Keep in mind that defining
op[x_, y_ + z_] := op[x, y] + op[x, z]
op[x_ + y_, z_] := op[x, z] + op[y, z]
means telling Mathematica to try the same rules as in "expand", but to
do so every time op is encountered. It may be better to control when
that happens:
ClearAll@op
expand = {
op[a_, b_ + c_] :> op[a, b] + op[a, c],
op[b_ + c_, a_] :> op[b, a] + op[c, a]
};
factor = {
op[a_, b_] + op[a_, c_] :> op[a, b + c],
op[a_, b_] + op[c_, b_] :> op[a + c, b]
};
op[x + y, z]
% /. expand
% /. factor
op[x, y + z]
% /. expand
% /. factor
You can even use Factor and Expand:
ClearAll@op
expand = {
op[a_, b_ + c_] :> op[a, b] + op[a, c],
op[b_ + c_, a_] :> op[b, a] + op[c, a]
};
factor = {
op[a_, b_] + op[a_, c_] :> op[a, b + c],
op[a_, b_] + op[c_, b_] :> op[a + c, b]
};
Unprotect@Factor;
Factor[op[a__] + op[b__]] := op[a] + op[b] /. factor
Protect@Factor;
op /: Expand[op[a__]] := op[a] /. expand
op[x + y, z]
% // Expand
% // Factor
op[x, y + z]
% // Expand
% // Factor
That may slow down use of Factor for other purposes, however.

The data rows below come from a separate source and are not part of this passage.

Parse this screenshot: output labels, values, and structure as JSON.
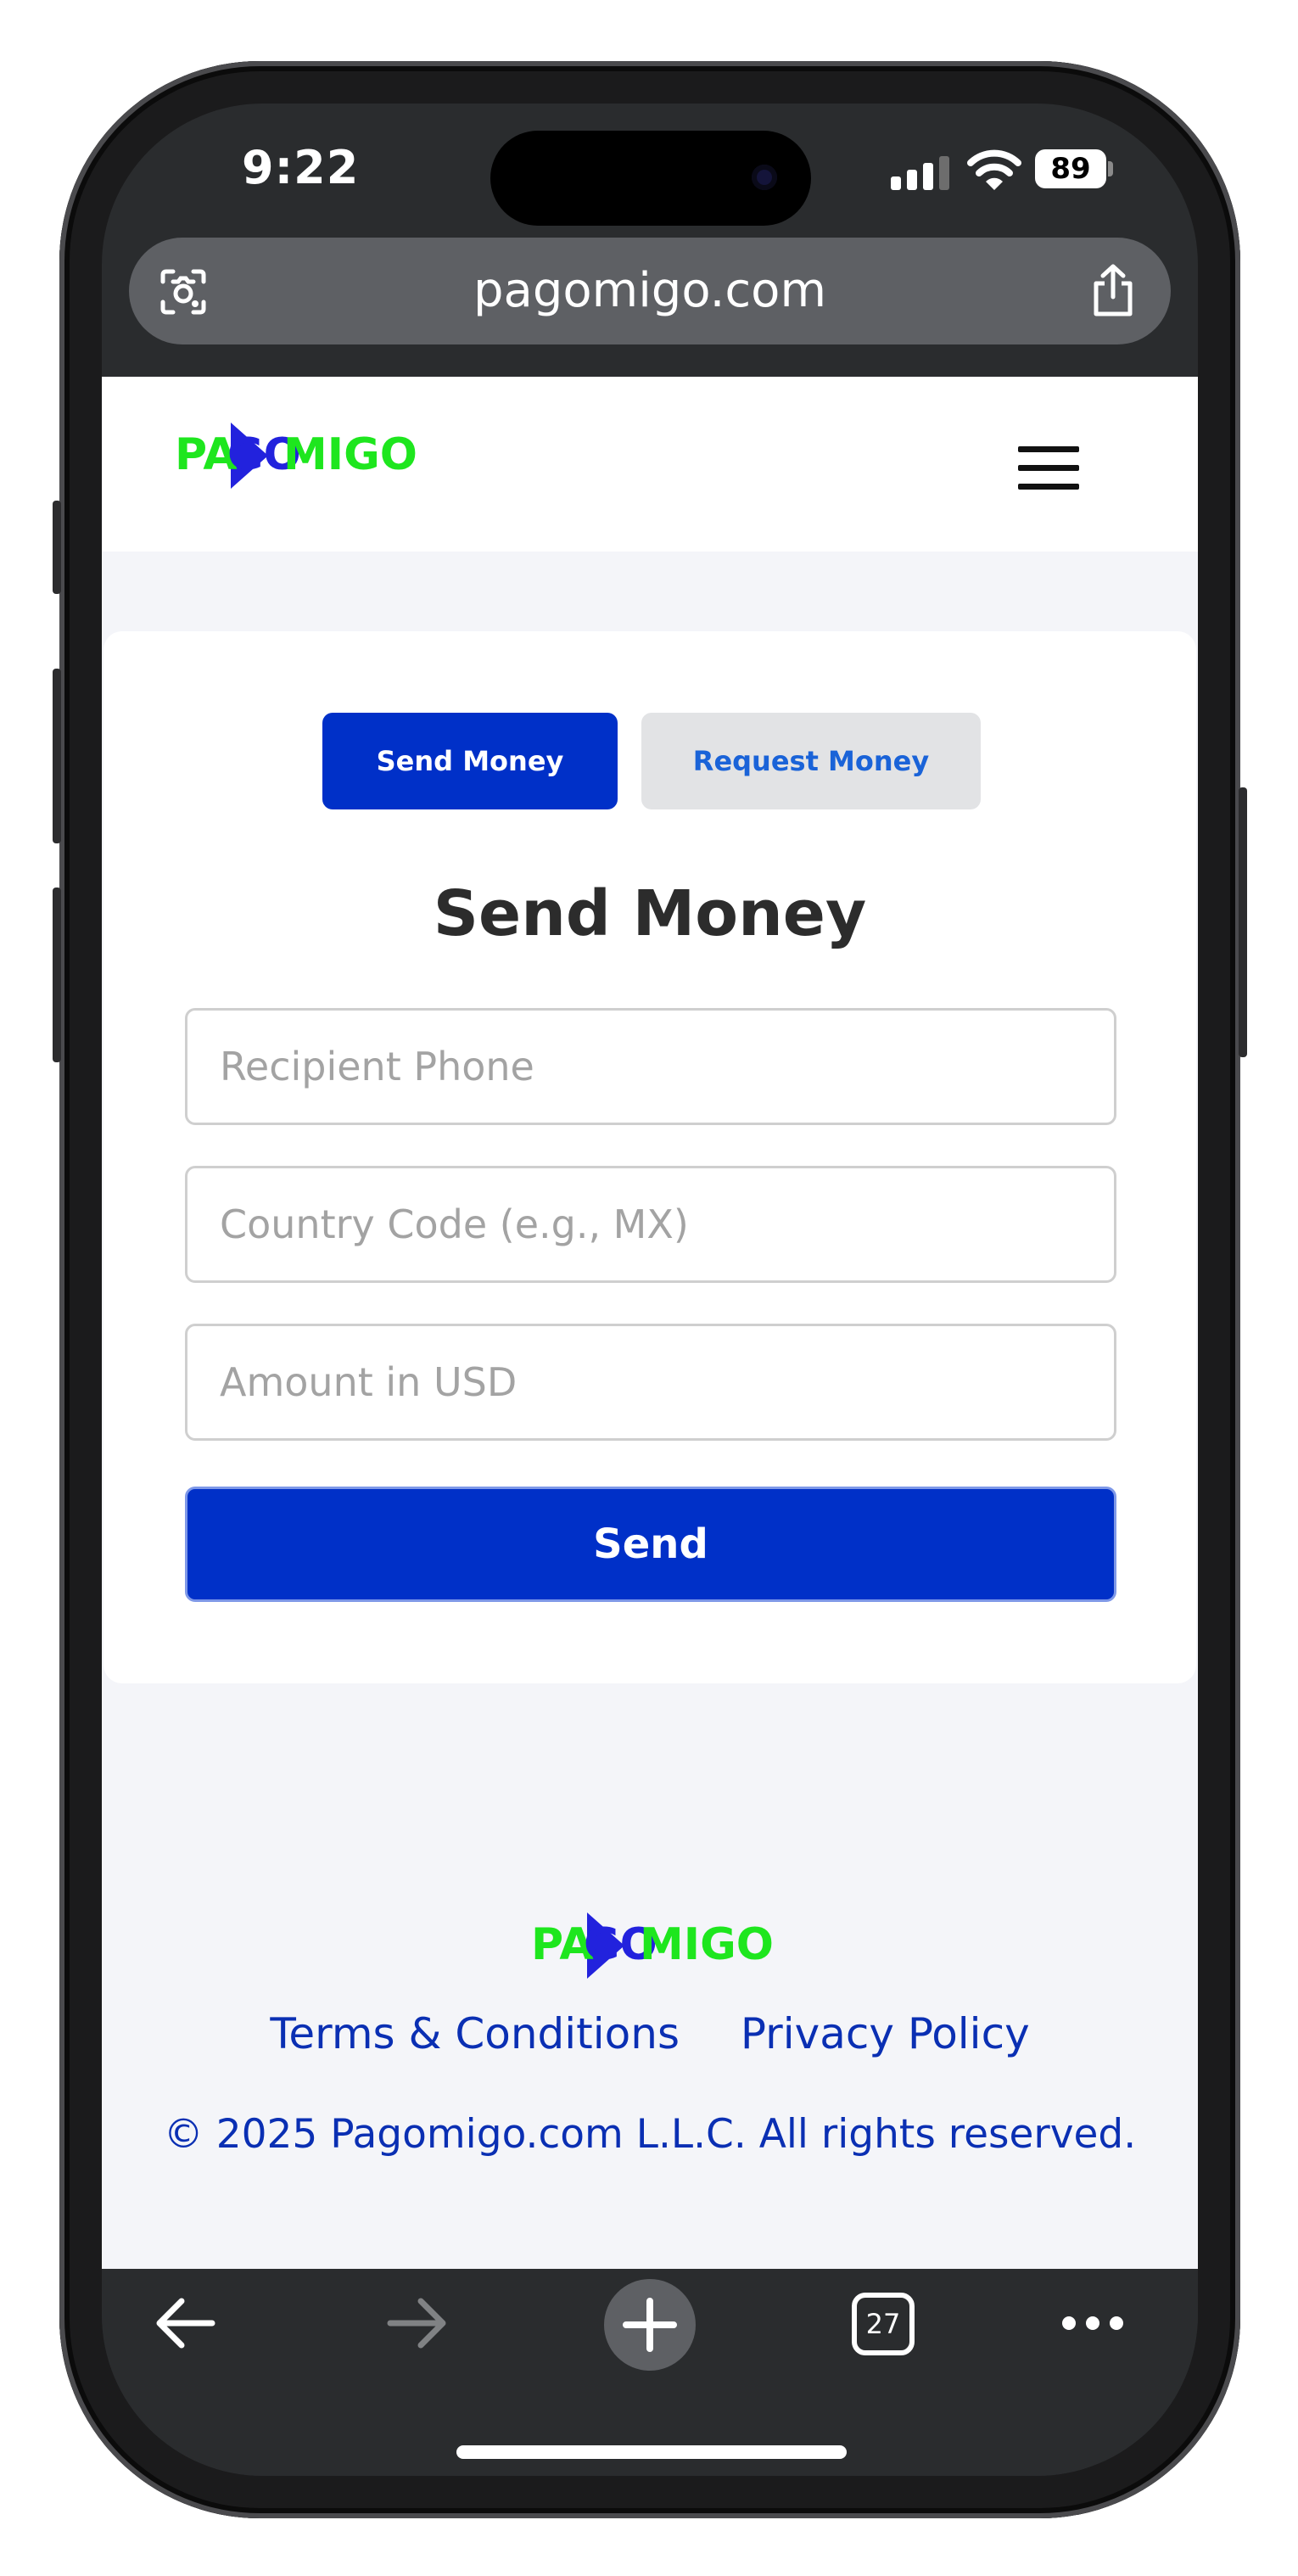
{
  "status_bar": {
    "time": "9:22",
    "battery": "89",
    "icons": [
      "signal-icon",
      "wifi-icon",
      "battery-icon"
    ]
  },
  "browser": {
    "url": "pagomigo.com",
    "icons": [
      "camera-lens-icon",
      "share-icon"
    ]
  },
  "brand": {
    "logo_part1": "PA",
    "logo_part2": "GO",
    "logo_part3": "MIGO",
    "green": "#1ee61e",
    "blue": "#2222dd"
  },
  "header": {
    "menu_icon": "hamburger-menu-icon"
  },
  "tabs": {
    "send": "Send Money",
    "request": "Request Money",
    "active": "send"
  },
  "form": {
    "title": "Send Money",
    "recipient_placeholder": "Recipient Phone",
    "country_placeholder": "Country Code (e.g., MX)",
    "amount_placeholder": "Amount in USD",
    "submit_label": "Send"
  },
  "footer": {
    "terms": "Terms & Conditions",
    "privacy": "Privacy Policy",
    "copyright": "© 2025 Pagomigo.com L.L.C. All rights reserved."
  },
  "toolbar": {
    "tab_count": "27",
    "icons": [
      "back-arrow-icon",
      "forward-arrow-icon",
      "plus-icon",
      "tabs-icon",
      "more-icon"
    ]
  },
  "colors": {
    "primary": "#0030c8",
    "link": "#0a2fb3",
    "page_bg": "#f4f5f9",
    "browser_chrome": "#2a2c2e"
  }
}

It also
doesn't handle (as is) things like
op[x, w + y + z]
Bobby
-----Original Message-----
From: Paolo Bientinesi <pauldj at cs.utexas.edu>
To: mathgroup at smc.vnet.net
Subject: [mg41323] [mg41293] Apart, Factor on different operations
Hello,
here is what I am trying to do:
let op[x,y] be a binary associative operation but not commutative,
say Dot:
op[x_, y_ + z_] := op[x,y] + op[x,z]
op[x_ + y_, z_] := op[x,z] + op[y,z]
op[x_, y_] := x.y
and let
term = x + y;
now,
exp = op[term, z]
is
x.z + y.z
So far so good.
What I am trying to do is to go back from
x.y + y.z to op[term, z] by means of pattern matching:
exp /. term -> X
is the operation I have to perform, expecting
X.z
but of course it doesn't work.
If I were using the common Times operation instead of Dot
I could achieve the result using Apart or Factor:
Apart[ x z + y z ] /. term -> X
returns
X z
Does anyone have an idea?
thanks a lot,
--
Paolo
pauldj at cs.utexas.edu paolo.bientinesi at iit.cnr.it